During a previous Health Evolution Executive Briefing with former CMS Administrator Andy Slavitt and former CMS Deputy Administrator and Director of CMMI Adam Boehler, the two said that organizations with more advanced risk-based models in place have thus far fared better than those heavily reliant on fee-for-service as patient volumes dropped during the pandemic. That reality, in turn, has the potential to accelerate the transition to value-based care.
Exactly how the transition to value-based payment models unfolds remains to be seen, but the necessity to continue investing in and deploying technology and infrastructure to support new models of care delivery.

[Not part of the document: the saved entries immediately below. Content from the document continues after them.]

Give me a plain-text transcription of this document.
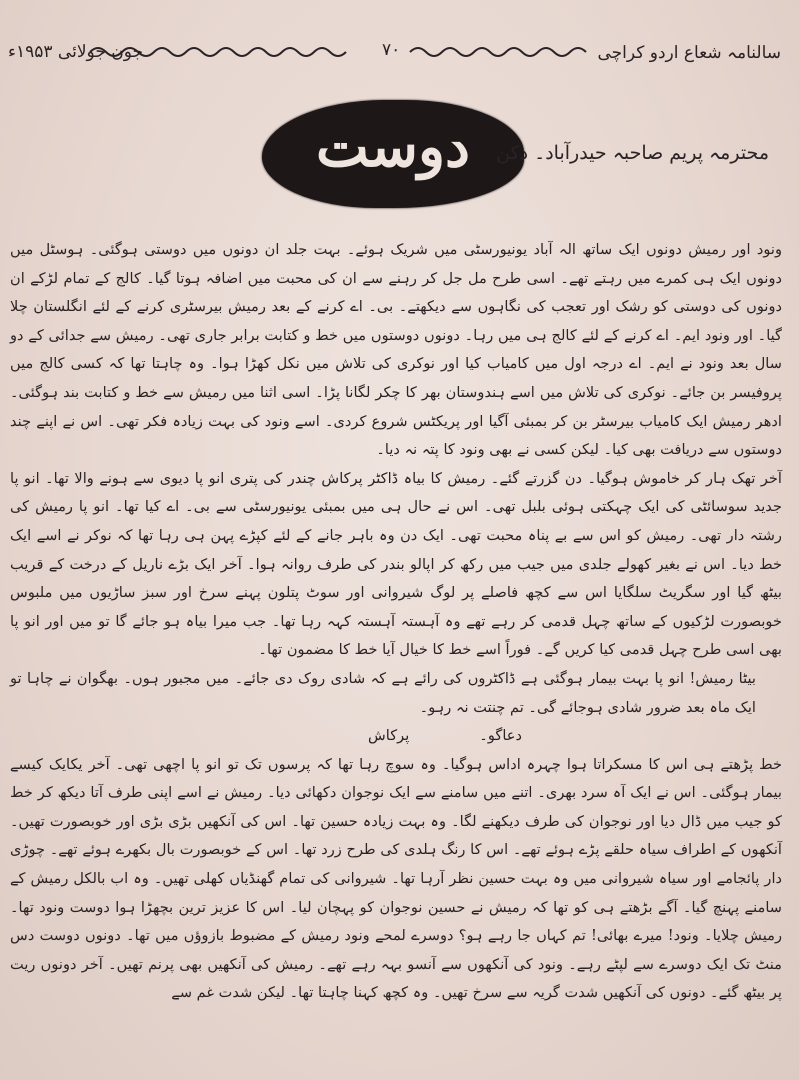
سالنامہ شعاع اردو کراچی
۷۰
جون جولائی ۱۹۵۳ء
دوست	محترمہ پریم صاحبہ حیدرآباد۔ دکن

ونود اور رمیش دونوں ایک ساتھ الہ آباد یونیورسٹی میں شریک ہوئے۔ بہت جلد ان دونوں میں دوستی ہوگئی۔ ہوسٹل میں دونوں ایک ہی کمرے میں رہتے تھے۔ اسی طرح مل جل کر رہنے سے ان کی محبت میں اضافہ ہوتا گیا۔ کالج کے تمام لڑکے ان دونوں کی دوستی کو رشک اور تعجب کی نگاہوں سے دیکھتے۔ بی۔ اے کرنے کے بعد رمیش بیرسٹری کرنے کے لئے انگلستان چلا گیا۔ اور ونود ایم۔ اے کرنے کے لئے کالج ہی میں رہا۔ دونوں دوستوں میں خط و کتابت برابر جاری تھی۔ رمیش سے جدائی کے دو سال بعد ونود نے ایم۔ اے درجہ اول میں کامیاب کیا اور نوکری کی تلاش میں نکل کھڑا ہوا۔ وہ چاہتا تھا کہ کسی کالج میں پروفیسر بن جائے۔ نوکری کی تلاش میں اسے ہندوستان بھر کا چکر لگانا پڑا۔ اسی اثنا میں رمیش سے خط و کتابت بند ہوگئی۔ ادھر رمیش ایک کامیاب بیرسٹر بن کر بمبئی آگیا اور پریکٹس شروع کردی۔ اسے ونود کی بہت زیادہ فکر تھی۔ اس نے اپنے چند دوستوں سے دریافت بھی کیا۔ لیکن کسی نے بھی ونود کا پتہ نہ دیا۔

آخر تھک ہار کر خاموش ہوگیا۔ دن گزرتے گئے۔ رمیش کا بیاہ ڈاکٹر پرکاش چندر کی پتری انو پا دیوی سے ہونے والا تھا۔ انو پا جدید سوسائٹی کی ایک چہکتی ہوئی بلبل تھی۔ اس نے حال ہی میں بمبئی یونیورسٹی سے بی۔ اے کیا تھا۔ انو پا رمیش کی رشتہ دار تھی۔ رمیش کو اس سے بے پناہ محبت تھی۔ ایک دن وہ باہر جانے کے لئے کپڑے پہن ہی رہا تھا کہ نوکر نے اسے ایک خط دیا۔ اس نے بغیر کھولے جلدی میں جیب میں رکھ کر اپالو بندر کی طرف روانہ ہوا۔ آخر ایک بڑے ناریل کے درخت کے قریب بیٹھ گیا اور سگریٹ سلگایا اس سے کچھ فاصلے پر لوگ شیروانی اور سوٹ پتلون پہنے سرخ اور سبز ساڑیوں میں ملبوس خوبصورت لڑکیوں کے ساتھ چہل قدمی کر رہے تھے وہ آہستہ آہستہ کہہ رہا تھا۔ جب میرا بیاہ ہو جائے گا تو میں اور انو پا بھی اسی طرح چہل قدمی کیا کریں گے۔ فوراً اسے خط کا خیال آیا خط کا مضمون تھا۔

بیٹا رمیش! انو پا بہت بیمار ہوگئی ہے ڈاکٹروں کی رائے ہے کہ شادی روک دی جائے۔ میں مجبور ہوں۔ بھگوان نے چاہا تو ایک ماہ بعد ضرور شادی ہوجائے گی۔ تم چنتت نہ رہو۔

دعاگو۔
پرکاش

خط پڑھتے ہی اس کا مسکراتا ہوا چہرہ اداس ہوگیا۔ وہ سوچ رہا تھا کہ پرسوں تک تو انو پا اچھی تھی۔ آخر یکایک کیسے بیمار ہوگئی۔ اس نے ایک آہ سرد بھری۔ اتنے میں سامنے سے ایک نوجوان دکھائی دیا۔ رمیش نے اسے اپنی طرف آتا دیکھ کر خط کو جیب میں ڈال دیا اور نوجوان کی طرف دیکھنے لگا۔ وہ بہت زیادہ حسین تھا۔ اس کی آنکھیں بڑی بڑی اور خوبصورت تھیں۔ آنکھوں کے اطراف سیاہ حلقے پڑے ہوئے تھے۔ اس کا رنگ ہلدی کی طرح زرد تھا۔ اس کے خوبصورت بال بکھرے ہوئے تھے۔ چوڑی دار پائجامے اور سیاہ شیروانی میں وہ بہت حسین نظر آرہا تھا۔ شیروانی کی تمام گھنڈیاں کھلی تھیں۔ وہ اب بالکل رمیش کے سامنے پہنچ گیا۔ آگے بڑھتے ہی کو تھا کہ رمیش نے حسین نوجوان کو پہچان لیا۔ اس کا عزیز ترین بچھڑا ہوا دوست ونود تھا۔ رمیش چلایا۔ ونود! میرے بھائی! تم کہاں جا رہے ہو؟ دوسرے لمحے ونود رمیش کے مضبوط بازوؤں میں تھا۔ دونوں دوست دس منٹ تک ایک دوسرے سے لپٹے رہے۔ ونود کی آنکھوں سے آنسو بہہ رہے تھے۔ رمیش کی آنکھیں بھی پرنم تھیں۔ آخر دونوں ریت پر بیٹھ گئے۔ دونوں کی آنکھیں شدت گریہ سے سرخ تھیں۔ وہ کچھ کہنا چاہتا تھا۔ لیکن شدت غم سے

“Technology,” Driscoll said, “is critically important as we think about these innovative themes.”
Whether the innovation is digital in nature or pertains to new business models, it will require taking bold actions.
“We have to get out of pilot-itis for things that we know are going to work. I jokingly say that the pilot is a four letter word rather than a five letter word, largely because I think it’s used to basically push off things that we know are the right thing,” Jain said. “We’ve seen that pretty dramatically in the health equity space where we can use pilots to do things to kind of push off actually doing it at scale.”
To drive new care models, payers and providers will need to build stronger relationships with members and patients.
“There’s radical agreement in terms of value–based reimbursement as being a catalyst for change, even much more and more importantly than COVID,’ Driscoll said.
Indeed, achieving that will require that payers and providers leverage technology in new ways, manage and disseminate data effectively, better coordinate care and continue innovation.
“We have seen that really well received, not only by our provider partners and the team being the nurses, practitioners, pharmacists, other health professionals, but also consumers. Patients really want a model with a great experience and value,” Pegus said. Rice-Johnson added: “We have to do our part to make sure that we’re advancing care delivery and taking advantage of the innovation that we’re starting to see come down the path to support the clinicians.”